In a world where buildings account for a staggering 40% of global energy consumption and a third of greenhouse gas emissions, the race is on to transform our built environment into a smarter, greener, and more sustainable ecosystem. At the forefront of this revolution are artificial intelligence (AI) and digital twins (DTs), technologies that are rapidly reshaping how we design, construct, and manage buildings. A groundbreaking study, published in the journal *Environmental Science and Ecotechnology* (translated to English as *Environmental Science and Green Technology*), sheds light on the transformative potential of these innovations, offering a roadmap for the energy sector and beyond.
Led by Simon Elias Bibri, a researcher at the Swiss Federal Institute of Technology in Lausanne (EPFL), the study conducts a comprehensive review of cutting-edge AI and AI-powered DT solutions applied across smart, green, and zero-energy buildings. The research underscores how these technologies are not just incremental improvements but game-changers in the quest for environmental sustainability.
“AI enhances smart buildings by enabling dynamic energy optimization, occupant-centered environmental control, improved thermal comfort, renewable energy integration, and predictive system management,” Bibri explains. This means buildings can now learn and adapt, reducing energy waste and enhancing occupant comfort in real time. For instance, AI can predict when a building will need more heating or cooling, adjusting systems preemptively to save energy without sacrificing comfort.
In green buildings, AI is a catalyst for resource efficiency. It minimizes construction and operational waste, promotes the use of sustainable materials, and strengthens cost estimation and risk assessment processes. “AI contributes to greater resource efficiency, supports adaptive design strategies, and helps in the integration of renewable energy sources,” Bibri notes. This is particularly relevant for the energy sector, where the integration of renewable energy into building systems is a critical challenge.

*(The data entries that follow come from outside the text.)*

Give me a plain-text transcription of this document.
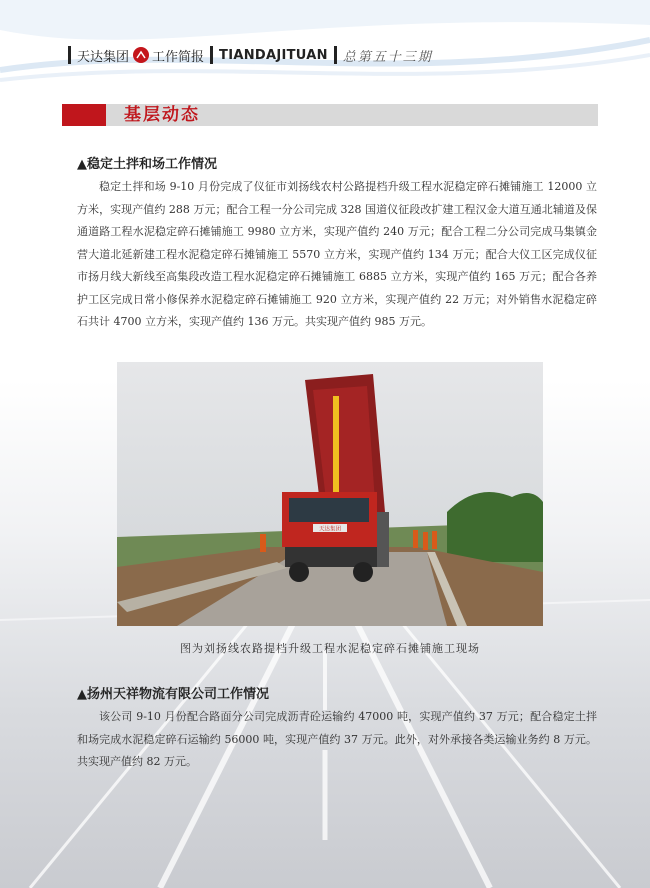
天达集团 工作简报 TIANDAJITUAN 总第五十三期
基层动态
▲稳定土拌和场工作情况

稳定土拌和场 9-10 月份完成了仪征市刘扬线农村公路提档升级工程水泥稳定碎石摊铺施工 12000 立方米，实现产值约 288 万元；配合工程一分公司完成 328 国道仪征段改扩建工程汉金大道互通北辅道及保通道路工程水泥稳定碎石摊铺施工 9980 立方米，实现产值约 240 万元；配合工程二分公司完成马集镇金营大道北延新建工程水泥稳定碎石摊铺施工 5570 立方米，实现产值约 134 万元；配合大仪工区完成仪征市扬月线大新线至高集段改造工程水泥稳定碎石摊铺施工 6885 立方米，实现产值约 165 万元；配合各养护工区完成日常小修保养水泥稳定碎石摊铺施工 920 立方米，实现产值约 22 万元；对外销售水泥稳定碎石共计 4700 立方米，实现产值约 136 万元。共实现产值约 985 万元。

天达集团
图为刘扬线农路提档升级工程水泥稳定碎石摊铺施工现场
▲扬州天祥物流有限公司工作情况

该公司 9-10 月份配合路面分公司完成沥青砼运输约 47000 吨，实现产值约 37 万元；配合稳定土拌和场完成水泥稳定碎石运输约 56000 吨，实现产值约 37 万元。此外，对外承接各类运输业务约 8 万元。共实现产值约 82 万元。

For zero-energy buildings—structures that produce as much energy as they consume—AI facilitates multi-objective optimization and supports performance benchmarking against net and nearly zero-energy standards. This ensures that buildings not only meet regulatory requirements but also operate at peak efficiency, reducing reliance on traditional energy sources.
The study also highlights the role of AI-powered digital twins, which enable real-time environmental monitoring, predictive analytics, anomaly detection, and adaptive operational strategies. These digital replicas of physical buildings allow for continuous optimization, ensuring that buildings perform at their best under varying conditions. “AI-powered DTs enable real-time environmental monitoring, predictive analytics, anomaly detection, and adaptive operational strategies, thereby enhancing building performance, energy optimization, and resilience,” Bibri states.
The broader implications of this research are profound. By fostering interconnected urban ecosystems, these technologies advance environmental sustainability, sustainable development, and smart city initiatives. The study introduces a novel integrated framework that positions AI and AI-driven DTs as systemic enablers of environmentally sustainable smart built and urban environments. This framework emphasizes their cross-scale convergence in promoting carbon neutrality, circular economy principles, climate resilience, and regenerative urban strategies.
For the energy sector, the implications are clear. AI and digital twins offer actionable pathways for advancing research agendas, informing practical strategies for building and urban system design, and providing evidence-based recommendations for policymakers. The findings establish AI and AI-driven DTs as transformative catalysts for realizing the next generation of resource-efficient, carbon-neutral, and ecologically integrated urban ecosystems.
As we stand on the brink of a new era in building technology, the insights from this research offer a compelling vision of a future where our buildings are not just structures but intelligent, adaptive entities that contribute to a sustainable and resilient urban landscape. The journey towards this future is complex, but with AI and digital twins leading the way, the path is becoming increasingly clear.